Peer-to-peer collaboration, support between early adopters and followers, and the facilitator role of advisors are successful strategies to foster SFT adoption. Participation of start-ups, applied research institutes, and the industry on multi-actor efforts like operational groups can contribute to the adaptation of available technologies to farmers’ real needs. Drone in Field Visit in Smart AKIS Workshop in Spain.

Plug & Play

Plug & Play approaches are highly demanded by users of new technology setups, the upgrade of existing equipment, improved technology usability and data interpretation. A combination of tools – such as training podcasts, infographics, the use of digital screens, or short video clips - should be made available by the agricultural industry and advisory services to educate users.. Moreover, the user experience (UX) should be improved in the design and development of new equipment and programmes.

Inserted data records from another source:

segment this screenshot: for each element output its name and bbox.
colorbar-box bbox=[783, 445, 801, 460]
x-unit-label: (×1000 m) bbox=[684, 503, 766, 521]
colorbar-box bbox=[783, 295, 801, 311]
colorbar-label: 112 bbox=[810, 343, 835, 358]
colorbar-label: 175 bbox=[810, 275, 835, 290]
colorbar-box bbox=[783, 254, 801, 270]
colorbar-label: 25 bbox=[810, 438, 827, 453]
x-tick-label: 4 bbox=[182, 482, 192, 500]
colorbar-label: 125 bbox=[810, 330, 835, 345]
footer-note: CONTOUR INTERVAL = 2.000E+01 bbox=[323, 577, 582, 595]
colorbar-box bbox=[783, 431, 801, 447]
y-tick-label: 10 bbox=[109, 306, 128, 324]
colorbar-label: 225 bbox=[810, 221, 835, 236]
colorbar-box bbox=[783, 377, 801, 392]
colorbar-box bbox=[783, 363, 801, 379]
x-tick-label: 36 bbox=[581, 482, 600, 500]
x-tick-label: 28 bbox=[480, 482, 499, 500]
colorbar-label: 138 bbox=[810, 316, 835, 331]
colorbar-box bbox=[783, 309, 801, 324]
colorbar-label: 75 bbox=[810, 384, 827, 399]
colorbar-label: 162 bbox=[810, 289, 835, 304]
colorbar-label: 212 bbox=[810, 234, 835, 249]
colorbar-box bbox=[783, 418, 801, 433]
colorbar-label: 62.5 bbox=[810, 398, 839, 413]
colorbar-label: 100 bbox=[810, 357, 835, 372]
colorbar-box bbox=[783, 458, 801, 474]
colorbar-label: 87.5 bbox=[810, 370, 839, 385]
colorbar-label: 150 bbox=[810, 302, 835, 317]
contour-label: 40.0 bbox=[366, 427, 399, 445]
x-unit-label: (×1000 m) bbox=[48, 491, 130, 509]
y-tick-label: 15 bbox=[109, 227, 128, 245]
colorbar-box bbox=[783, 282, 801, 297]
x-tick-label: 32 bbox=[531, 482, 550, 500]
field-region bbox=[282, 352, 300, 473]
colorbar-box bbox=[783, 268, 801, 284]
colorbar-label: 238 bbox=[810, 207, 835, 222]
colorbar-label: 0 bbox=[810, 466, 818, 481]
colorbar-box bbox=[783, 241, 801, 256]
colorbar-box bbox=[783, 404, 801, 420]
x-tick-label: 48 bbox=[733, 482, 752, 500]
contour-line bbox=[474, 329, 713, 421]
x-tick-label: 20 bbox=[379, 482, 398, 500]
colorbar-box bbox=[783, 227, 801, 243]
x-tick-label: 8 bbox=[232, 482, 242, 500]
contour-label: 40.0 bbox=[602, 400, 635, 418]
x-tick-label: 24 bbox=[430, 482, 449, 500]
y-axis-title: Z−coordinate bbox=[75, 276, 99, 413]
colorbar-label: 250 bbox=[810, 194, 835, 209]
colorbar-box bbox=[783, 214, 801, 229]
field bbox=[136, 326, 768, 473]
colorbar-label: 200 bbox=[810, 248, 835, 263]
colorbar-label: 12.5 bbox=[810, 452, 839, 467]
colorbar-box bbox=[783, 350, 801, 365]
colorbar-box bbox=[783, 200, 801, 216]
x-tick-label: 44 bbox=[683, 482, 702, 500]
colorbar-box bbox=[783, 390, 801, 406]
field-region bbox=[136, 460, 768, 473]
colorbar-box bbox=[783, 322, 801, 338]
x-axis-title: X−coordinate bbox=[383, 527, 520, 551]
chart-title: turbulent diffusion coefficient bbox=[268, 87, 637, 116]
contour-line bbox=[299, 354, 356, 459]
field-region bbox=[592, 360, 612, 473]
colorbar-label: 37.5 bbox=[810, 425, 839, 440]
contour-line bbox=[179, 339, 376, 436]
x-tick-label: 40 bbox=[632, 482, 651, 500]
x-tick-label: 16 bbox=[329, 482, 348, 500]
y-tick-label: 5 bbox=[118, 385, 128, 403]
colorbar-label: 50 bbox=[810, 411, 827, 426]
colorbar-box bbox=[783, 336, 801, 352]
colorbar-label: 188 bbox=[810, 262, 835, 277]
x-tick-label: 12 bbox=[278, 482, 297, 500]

Interoperability and Standardisation 

Interoperability and Standardisation remain a challenge in spite of industry’s efforts to progress in this field. Farmers demand compatibility among SFT in order to maintain the flexibility in their processes and spread risks through using different SFTs from various providers. Nevertheless, farmers are also waiting for integrated systems delivered by a single provider tackling all their farm management and data support needs.

Data Management Concerns

Data management concerns farmers in terms of data ownership, exploitation and usability. Upcoming regulation enshrining ownership of agronomical data by farmers, will demand a wide dissemination and increased visibility of the current benefits of sharing such data, mainly for small farm holders.

Smart AKIS keeps working with farmers, researchers, advisors, and industry to come up with policy recommendations in 2018 on how to tackle these and other challenges for Smart Farming to become the New Normal in EU agriculture.